Posterior chamber phakic IOLs
These thin and flexible phakic IOLs are placed in the posterior chamber and wedged into the ciliary sulcus for stability. The incision from the phakic IOL surgery is typically 3 mm wide or smaller and made in the limbus or cornea. The cataract change can be age-related and unrelated to the phakic IOL, or it can be a direct result of the phakic IOL touching the anterior lens capsule of the crystalline lens, thereby inducing cataractous changes. As the cataract opacity progresses, there can be enlargement of the lens, particularly in the anterior-posterior dimension. This will lead to less space for the phakic IOL and could lead to touch of the anterior lens capsule.

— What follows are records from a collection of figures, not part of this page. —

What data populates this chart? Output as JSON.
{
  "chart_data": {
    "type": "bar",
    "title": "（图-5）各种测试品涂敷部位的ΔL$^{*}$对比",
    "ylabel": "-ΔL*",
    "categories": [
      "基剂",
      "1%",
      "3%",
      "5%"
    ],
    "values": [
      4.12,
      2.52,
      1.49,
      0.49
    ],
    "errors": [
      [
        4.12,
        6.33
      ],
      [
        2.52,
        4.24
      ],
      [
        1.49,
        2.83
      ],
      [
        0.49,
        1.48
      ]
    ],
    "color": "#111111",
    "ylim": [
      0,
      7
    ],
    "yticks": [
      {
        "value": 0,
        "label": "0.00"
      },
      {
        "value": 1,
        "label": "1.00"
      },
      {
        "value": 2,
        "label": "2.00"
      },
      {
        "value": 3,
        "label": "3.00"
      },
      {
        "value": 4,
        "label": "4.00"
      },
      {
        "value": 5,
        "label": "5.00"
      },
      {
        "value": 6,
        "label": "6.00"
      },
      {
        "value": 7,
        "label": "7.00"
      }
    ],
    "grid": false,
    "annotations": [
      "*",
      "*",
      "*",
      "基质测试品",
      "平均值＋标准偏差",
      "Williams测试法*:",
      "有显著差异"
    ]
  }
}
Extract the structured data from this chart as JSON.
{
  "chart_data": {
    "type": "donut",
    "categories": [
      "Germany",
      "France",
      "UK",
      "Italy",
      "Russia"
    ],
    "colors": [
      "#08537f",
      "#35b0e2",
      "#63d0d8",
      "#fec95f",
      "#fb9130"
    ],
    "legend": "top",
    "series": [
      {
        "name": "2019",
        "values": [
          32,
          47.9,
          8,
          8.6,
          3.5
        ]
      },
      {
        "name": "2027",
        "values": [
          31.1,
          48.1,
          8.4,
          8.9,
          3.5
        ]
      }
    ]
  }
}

When examining the patient, we should decide what part of the cataract is due to the phakic IOL and what part is due to normal age-related changes. These highly myopic patients also tend to develop cataracts earlier than emmetropic patients, even if no prior surgery is performed. Look carefully at the eye using retro-illumination to determine if there are any iris defects and to check patency of the peripheral iridotomy.
Although the posterior chamber phakic IOL is unlikely to influence the optical coherence axial length measurements significantly, if data can be found from before the original surgery, it can be compared with current measurements for verification. Keep in mind that these eyes will have long axial lengths, and an appropriate method for IOL power calculation should be used. In addition, it is wise to err on the side of residual myopia instead of aiming for absolute plano.
At the beginning of the cataract surgery, viscoelastic can be injected under the phakic IOL to bring it into the anterior chamber. At this point, the phakic IOL can be firmly grasped with serrated forceps and pulled out through a standard 3-mm or smaller phaco incision. Cataract surgery can then proceed normally with implantation of the IOL into the capsular bag.